∫dx/((x^(2/3)(x+1)), integrated over [0,∞]

[Jamin2112]

Homework Statement

As in thread title.

Homework Equations

Residue Theorem.

The Attempt at a Solution

I just need help figuring out the circle C I'll be using. Suggestions?

 

[vela]

What does the presence of z^2/3 tell you?

 

[Jamin2112]

What does the presence of z^2/3 tell you?

Other than that there's a pole at z=0?

 

[vela]

Yes, other than that. In particular, what's the effect of the fractional power?

 

[Jamin2112]

Yes, other than that. In particular, what's the effect of the fractional power?

Change the distance between z and the origin from r to r^2/3
Change the angle between z and the x-axis from ø to 2ø/3

 

[vela]

Right. Do you know what a branch point and a branch cut are?

 

[Jamin2112]

Right. Do you know what a branch point and a branch cut are?

Yeah, I somehow need a loop that avoid z=-1 and z=0. Right?

 

[vela]

It's more that you want to avoid crossing the branch cut than avoiding z=0, and you obviously want a piece or pieces of the contour to correspond to the original integral.

 

[Jamin2112]

It's more that you want to avoid crossing the branch cut than avoiding z=0, and you obviously want a piece or pieces of the contour to correspond to the original integral.

So I'd take R>1 and make a half circle of radius R in the upper half of the plane. Then I'd make two little half circles that jump over z=-1 and z=0. Then I'd look at ∫_C f(z)dz as the sum of several integrals, one of which can written as a real-valued integral and see what happens as R→∞ and the radii of the little half circles go to zero. Right?

 

[vela]

No, that's too complicated. Take a look at http://en.wikipedia.org/wiki/Methods_of_contour_integration#Example_.28IV.29_.E2.80.93_branch_cuts.

Also, rewrite the integrand as
$$\frac{z^{1/3}}{z(z+1)}$$to make it clear how to calculate the residue at z=0.

 

[Jamin2112]

No, that's too complicated. Take a look at http://en.wikipedia.org/wiki/Methods_of_contour_integration#Example_.28IV.29_.E2.80.93_branch_cuts.

Also, rewrite the integrand as
$$\frac{z^{1/3}}{z(z+1)}$$to make it clear how to calculate the residue at z=0.

So in my case the path should resemble a backwards Pacman?

 

[vela]

Doesn't the answer to that question depend on which way Pacman is moving?

 

[Jamin2112]

Doesn't the answer to that question depend on which way Pacman is moving?

I forgot that PacMan is in perpetual motion.

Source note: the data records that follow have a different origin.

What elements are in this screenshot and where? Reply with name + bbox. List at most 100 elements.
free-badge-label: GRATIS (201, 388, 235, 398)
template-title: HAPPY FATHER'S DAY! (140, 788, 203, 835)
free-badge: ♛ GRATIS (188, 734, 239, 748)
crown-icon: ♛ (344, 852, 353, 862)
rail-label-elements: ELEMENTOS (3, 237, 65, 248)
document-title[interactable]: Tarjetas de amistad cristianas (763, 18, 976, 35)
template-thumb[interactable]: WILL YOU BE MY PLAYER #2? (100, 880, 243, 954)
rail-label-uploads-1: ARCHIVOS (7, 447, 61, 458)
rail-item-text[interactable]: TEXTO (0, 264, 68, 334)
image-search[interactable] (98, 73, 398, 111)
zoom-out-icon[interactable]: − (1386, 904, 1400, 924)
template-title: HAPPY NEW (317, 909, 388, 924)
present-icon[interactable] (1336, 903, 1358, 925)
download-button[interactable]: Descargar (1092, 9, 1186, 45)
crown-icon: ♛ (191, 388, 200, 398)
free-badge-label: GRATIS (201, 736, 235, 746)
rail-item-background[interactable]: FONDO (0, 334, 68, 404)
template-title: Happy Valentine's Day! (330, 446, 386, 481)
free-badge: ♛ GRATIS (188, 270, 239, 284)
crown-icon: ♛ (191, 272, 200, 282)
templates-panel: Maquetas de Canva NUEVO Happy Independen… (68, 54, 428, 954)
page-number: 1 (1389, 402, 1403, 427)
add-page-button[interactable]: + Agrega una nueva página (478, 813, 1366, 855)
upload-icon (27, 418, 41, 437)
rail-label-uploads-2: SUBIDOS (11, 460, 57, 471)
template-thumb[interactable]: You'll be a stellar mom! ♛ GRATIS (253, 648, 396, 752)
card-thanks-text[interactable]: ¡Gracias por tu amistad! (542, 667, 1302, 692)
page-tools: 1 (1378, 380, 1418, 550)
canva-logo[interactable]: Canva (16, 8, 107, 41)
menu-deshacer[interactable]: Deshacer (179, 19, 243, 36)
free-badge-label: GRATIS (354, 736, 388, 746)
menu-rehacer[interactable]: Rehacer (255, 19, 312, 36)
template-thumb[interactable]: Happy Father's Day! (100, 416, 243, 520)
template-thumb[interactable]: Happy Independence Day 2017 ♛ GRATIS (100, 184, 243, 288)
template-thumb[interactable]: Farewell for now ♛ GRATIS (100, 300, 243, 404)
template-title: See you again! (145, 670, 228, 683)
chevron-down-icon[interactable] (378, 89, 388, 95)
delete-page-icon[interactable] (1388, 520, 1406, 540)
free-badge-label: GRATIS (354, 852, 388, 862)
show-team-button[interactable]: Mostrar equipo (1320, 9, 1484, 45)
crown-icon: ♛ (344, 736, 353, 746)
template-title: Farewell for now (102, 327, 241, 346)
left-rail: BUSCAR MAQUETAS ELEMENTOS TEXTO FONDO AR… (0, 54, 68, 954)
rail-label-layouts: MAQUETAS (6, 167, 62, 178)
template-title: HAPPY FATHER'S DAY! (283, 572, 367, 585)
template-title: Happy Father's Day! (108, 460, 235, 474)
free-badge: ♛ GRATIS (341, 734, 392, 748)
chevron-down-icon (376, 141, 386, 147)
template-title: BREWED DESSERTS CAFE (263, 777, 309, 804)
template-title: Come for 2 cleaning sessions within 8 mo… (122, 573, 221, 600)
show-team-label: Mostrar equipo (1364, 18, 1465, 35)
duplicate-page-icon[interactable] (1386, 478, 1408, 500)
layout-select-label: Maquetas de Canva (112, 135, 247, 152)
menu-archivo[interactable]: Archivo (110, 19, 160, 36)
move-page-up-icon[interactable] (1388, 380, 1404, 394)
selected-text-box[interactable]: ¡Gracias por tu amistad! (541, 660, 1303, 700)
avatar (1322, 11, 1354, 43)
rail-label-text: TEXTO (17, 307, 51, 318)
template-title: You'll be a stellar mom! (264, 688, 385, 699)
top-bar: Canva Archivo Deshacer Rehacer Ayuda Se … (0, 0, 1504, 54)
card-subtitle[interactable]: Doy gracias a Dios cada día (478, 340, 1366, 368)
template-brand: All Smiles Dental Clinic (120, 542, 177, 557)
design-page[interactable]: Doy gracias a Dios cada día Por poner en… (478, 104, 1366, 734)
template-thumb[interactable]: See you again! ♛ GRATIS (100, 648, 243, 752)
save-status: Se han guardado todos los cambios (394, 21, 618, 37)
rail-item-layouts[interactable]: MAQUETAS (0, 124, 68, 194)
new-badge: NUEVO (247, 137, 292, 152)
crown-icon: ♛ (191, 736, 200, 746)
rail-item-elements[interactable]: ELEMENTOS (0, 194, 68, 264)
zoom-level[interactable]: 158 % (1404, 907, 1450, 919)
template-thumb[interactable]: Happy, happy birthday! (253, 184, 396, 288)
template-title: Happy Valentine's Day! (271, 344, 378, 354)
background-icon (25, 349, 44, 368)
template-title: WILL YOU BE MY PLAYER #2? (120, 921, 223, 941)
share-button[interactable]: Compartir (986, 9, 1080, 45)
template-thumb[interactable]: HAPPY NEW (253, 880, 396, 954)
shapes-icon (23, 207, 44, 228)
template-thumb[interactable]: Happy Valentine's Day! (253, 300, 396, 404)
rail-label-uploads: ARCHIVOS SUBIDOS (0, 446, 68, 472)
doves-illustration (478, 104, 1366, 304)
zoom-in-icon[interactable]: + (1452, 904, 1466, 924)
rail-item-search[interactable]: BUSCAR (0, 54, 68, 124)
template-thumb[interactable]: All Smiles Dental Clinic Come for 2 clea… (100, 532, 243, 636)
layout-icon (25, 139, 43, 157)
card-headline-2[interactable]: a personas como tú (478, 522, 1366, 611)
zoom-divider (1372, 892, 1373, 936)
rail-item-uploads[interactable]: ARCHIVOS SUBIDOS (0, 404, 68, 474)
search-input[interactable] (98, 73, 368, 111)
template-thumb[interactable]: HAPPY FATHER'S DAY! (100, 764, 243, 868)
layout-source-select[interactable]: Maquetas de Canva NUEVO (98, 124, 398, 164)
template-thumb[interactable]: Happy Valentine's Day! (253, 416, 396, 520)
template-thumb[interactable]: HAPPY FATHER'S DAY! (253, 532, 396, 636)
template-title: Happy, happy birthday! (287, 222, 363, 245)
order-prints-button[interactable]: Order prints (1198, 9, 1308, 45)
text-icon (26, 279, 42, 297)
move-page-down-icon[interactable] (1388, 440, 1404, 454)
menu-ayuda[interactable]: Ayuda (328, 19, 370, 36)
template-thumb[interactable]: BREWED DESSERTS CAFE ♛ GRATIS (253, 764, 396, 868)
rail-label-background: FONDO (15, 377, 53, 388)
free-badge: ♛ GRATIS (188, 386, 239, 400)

But yeah, how am I going to do this? I need C to be formed from a series of paths, each of which will have a line integral that approaches a real value after I take some limit.

 

[vela]

Start by taking the keyhole contour and break it into four pieces and evaluate the line integral for each piece.

 

[Jamin2112]

Start by taking the keyhole contour and break it into four pieces and evaluate the line integral for each piece.

How would that work? I want ∫f(x)dx (integrated on [0, R]) to be one of the four line integrals.

 

[vela]

That's what you're supposed to figure out. Did you understand the example on Wikipedia? That's pretty much the recipe you want to follow.